Sections

Commentary

Op-ed

Beijing’s Steady Progress Toward Rebalancing

While the world’s attention has been focused on the political and economic dramas in Europe, Japan and the U.S., one country has been quietly chipping away at some of its own economic problems. Recent data suggest a gradual but remarkable transformation in China’s growth model. It is far too early to declare victory, however, and the new leadership has its work cut out for itself.

New data suggest that it is time to revise the view that China’s growth is driven largely by exports and investment. Private and government consumption together accounted for more than half of China’s output growth in 2011-12, signaling a big shift in the composition of domestic demand. Physical capital investment, the main driver of growth over the previous decade, is no longer the dominant contributor to growth. As for exports, a shrinking trade balance has in fact dragged down growth these past two years.

China has made substantial progress in reducing its external imbalances. Its trade and current account surpluses have shrunk steadily and markedly relative to their peaks in 2007, when they hit 7.6% and 10.1% of gross domestic product, respectively. In 2012, both of these surpluses were below 3% of GDP.

One reason for this shift is that China’s strong growth, combined with economic weaknesses in its key export markets, has brought down the trade deficit. Another is that the government has eased restrictions on capital inflows and outflows, allowing Chinese investors and corporations to look to foreign investments for diversification purposes.
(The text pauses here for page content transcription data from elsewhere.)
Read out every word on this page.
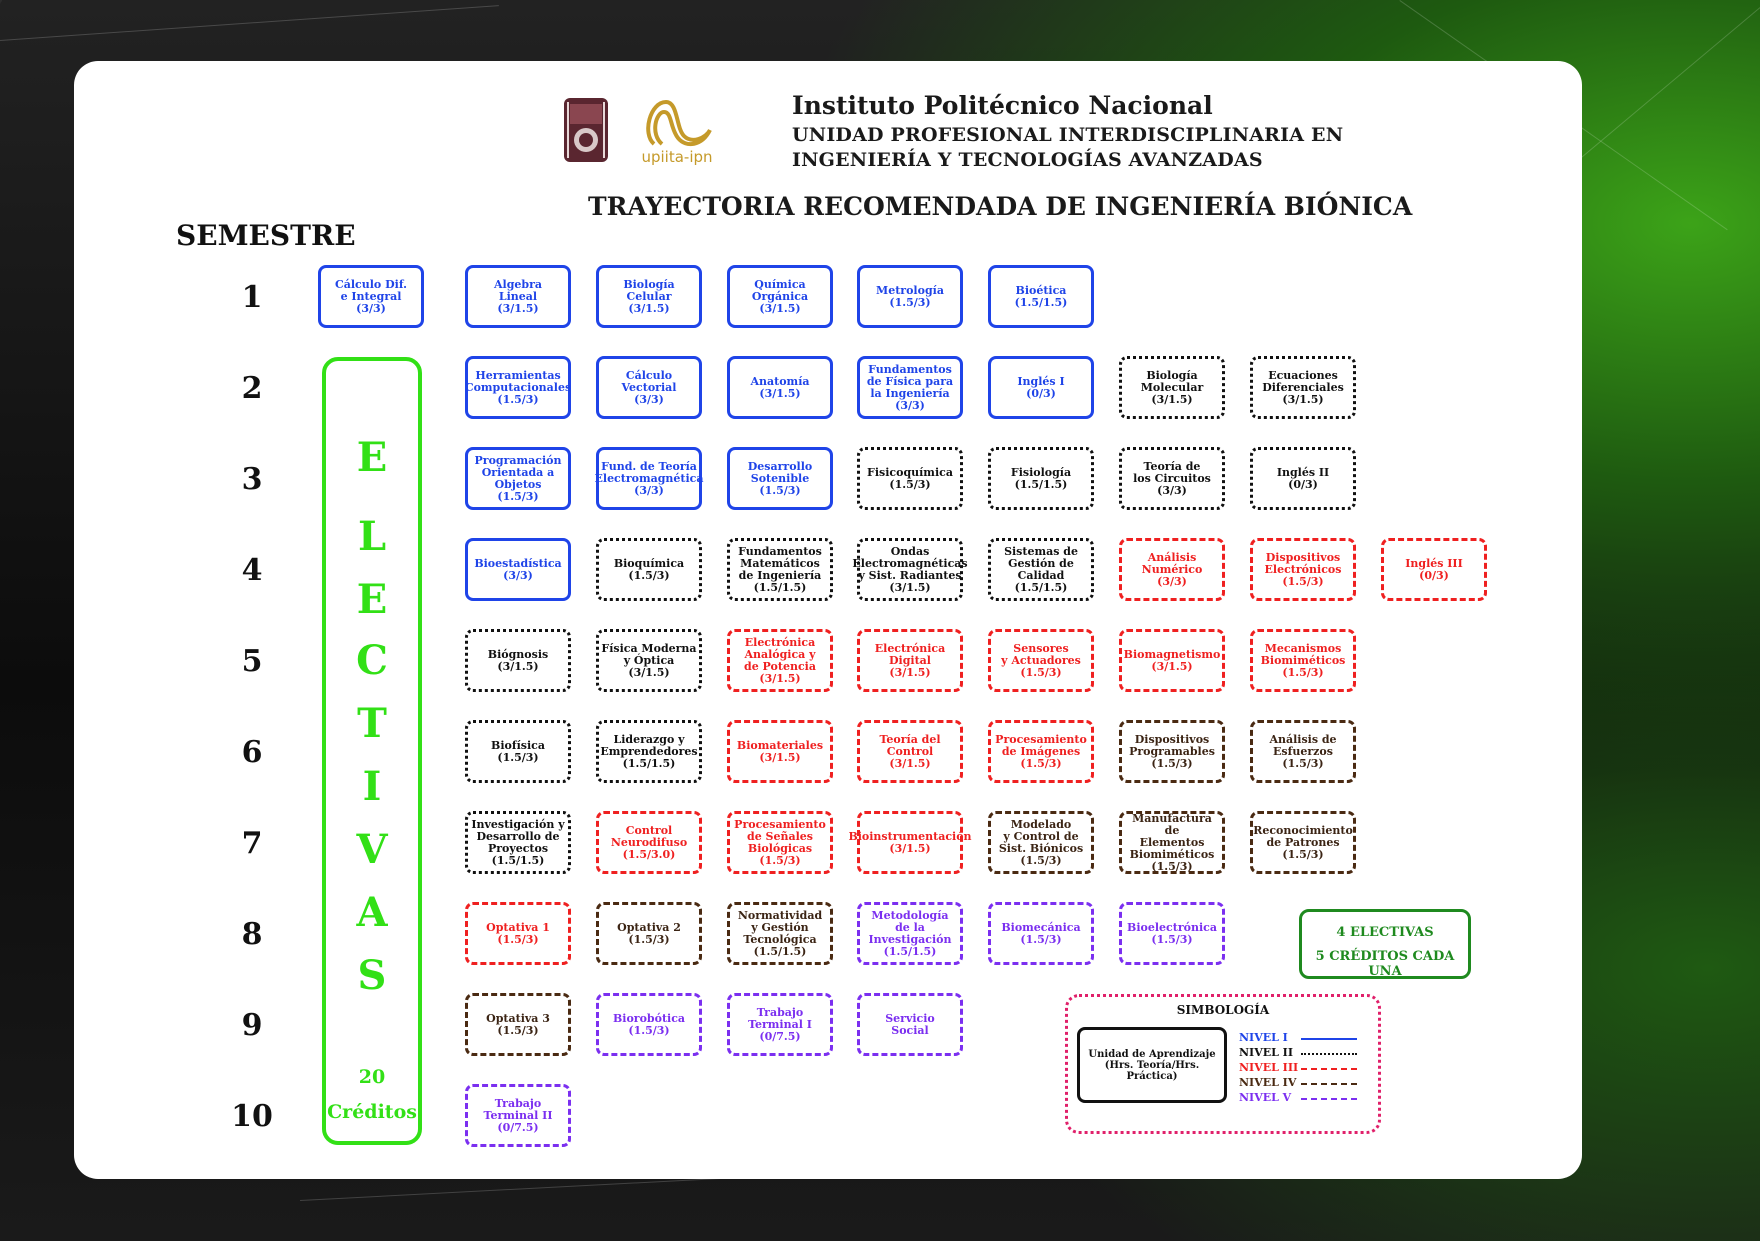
upiita-ipn
Instituto Politécnico Nacional
UNIDAD PROFESIONAL INTERDISCIPLINARIA EN
INGENIERÍA Y TECNOLOGÍAS AVANZADAS
TRAYECTORIA RECOMENDADA DE INGENIERÍA BIÓNICA
SEMESTRE
1
2
3
4
5
6
7
8
9
10
Cálculo Dif.
e Integral
(3/3)
Algebra
Lineal
(3/1.5)
Biología
Celular
(3/1.5)
Química
Orgánica
(3/1.5)
Metrología
(1.5/3)
Bioética
(1.5/1.5)
Herramientas
Computacionales
(1.5/3)
Cálculo
Vectorial
(3/3)
Anatomía
(3/1.5)
Fundamentos
de Física para
la Ingeniería
(3/3)
Inglés I
(0/3)
Biología
Molecular
(3/1.5)
Ecuaciones
Diferenciales
(3/1.5)
Programación
Orientada a
Objetos
(1.5/3)
Fund. de Teoría
Electromagnética
(3/3)
Desarrollo
Sotenible
(1.5/3)
Fisicoquímica
(1.5/3)
Fisiología
(1.5/1.5)
Teoría de
los Circuitos
(3/3)
Inglés II
(0/3)
Bioestadística
(3/3)
Bioquímica
(1.5/3)
Fundamentos
Matemáticos
de Ingeniería
(1.5/1.5)
Ondas
Electromagnéticas
y Sist. Radiantes
(3/1.5)
Sistemas de
Gestión de
Calidad
(1.5/1.5)
Análisis
Numérico
(3/3)
Dispositivos
Electrónicos
(1.5/3)
Inglés III
(0/3)
Biógnosis
(3/1.5)
Física Moderna
y Óptica
(3/1.5)
Electrónica
Analógica y
de Potencia
(3/1.5)
Electrónica
Digital
(3/1.5)
Sensores
y Actuadores
(1.5/3)
Biomagnetismo
(3/1.5)
Mecanismos
Biomiméticos
(1.5/3)
Biofísica
(1.5/3)
Liderazgo y
Emprendedores
(1.5/1.5)
Biomateriales
(3/1.5)
Teoría del
Control
(3/1.5)
Procesamiento
de Imágenes
(1.5/3)
Dispositivos
Programables
(1.5/3)
Análisis de
Esfuerzos
(1.5/3)
Investigación y
Desarrollo de
Proyectos
(1.5/1.5)
Control
Neurodifuso
(1.5/3.0)
Procesamiento
de Señales
Biológicas
(1.5/3)
Bioinstrumentación
(3/1.5)
Modelado
y Control de
Sist. Biónicos
(1.5/3)
Manufactura de
Elementos
Biomiméticos
(1.5/3)
Reconocimiento
de Patrones
(1.5/3)
Optativa 1
(1.5/3)
Optativa 2
(1.5/3)
Normatividad
y Gestión
Tecnológica
(1.5/1.5)
Metodología
de la Investigación
(1.5/1.5)
Biomecánica
(1.5/3)
Bioelectrónica
(1.5/3)
Optativa 3
(1.5/3)
Biorobótica
(1.5/3)
Trabajo
Terminal I
(0/7.5)
Servicio
Social
Trabajo
Terminal II
(0/7.5)
E
L
E
C
T
I
V
A
S
20
Créditos
4 ELECTIVAS
5 CRÉDITOS CADA UNA
SIMBOLOGÍA
Unidad de Aprendizaje
(Hrs. Teoría/Hrs. Práctica)
NIVEL I
NIVEL II
NIVEL III
NIVEL IV
NIVEL V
Capital outflows exceeded inflows in 2012, something not seen for over a decade. This has raised concerns about capital flight. But the reversal might simply reflect a maturing, richer economy with more open financial markets that allow investors to take advantage of diversification opportunities.

There are other signs of progress on domestic rebalancing as well. The decline in the share of private consumption in GDP has been halted. The share even went up slightly in the last two years, although it still remains well below that of every other major economy, advanced or emerging. Consistent with the government’s objective of promoting the services sector, employment in this sector grew faster in 2012 than in the industrial sector. The shares of these two sectors in GDP are now equal.

This is not to say that all is well with the Chinese economy. There are problems lurking on the books of the big state-owned banks which have continued lending mainly to state enterprises. The shift away from state-owned to private enterprises has ground to a halt. Provincial governments have large levels of debt. Overall employment growth remains meager, and the environmental consequences of the growth model are painfully obvious. For all of these and other problems, however, the fact that the government has been able to gently steer the large and fast-moving economic ship in the right direction is a notable achievement.

Growth is the magic tonic that has helped China cope with the myriad of economic problems it faces. A declining labor force and limits to investment growth suggest that China will have to rely on faster productivity growth to keep up its GDP growth.

The big challenge now is to speed up reforms needed to improve the quality and efficiency of growth, continue the shift away from capital-intensive production, generate more employment and allow more of the benefits of growth to filter down to the average household. This will require more disciplined banks, broader financial markets, a stronger social safety net and other reforms that were clearly laid out in China’s 12th five-year plan two years ago.

Earlier this month the government announced a plan to reduce inequality that incorporates some of these reforms. Trying to reduce inequality through government intervention is usually not a good idea, as it puts the focus on redistributive policies rather than ones that promote growth.

But this plan seems to use the goal of reducing inequality more as a framework for a broad set of reforms that will secure growth and improve income distribution. The proposed reforms include liberalization of interest rates to boost competition in the banking system, removal of restrictions on labor mobility to promote urbanization, and increased spending on social programs to reduce household savings and raise private consumption. Beijing has hit upon a clever strategy, as it will be a lot harder for vested interests to block reforms that are sold as being for the benefit of the masses.

China has a golden opportunity—with growth recovering and inflation low—to look beyond short-term demand management and focus instead on improving the balance, quality and sustainability of growth. While its new leaders have sung the appropriate paeans to reforms, now is the time to pick up the playbook from two years ago and act on it.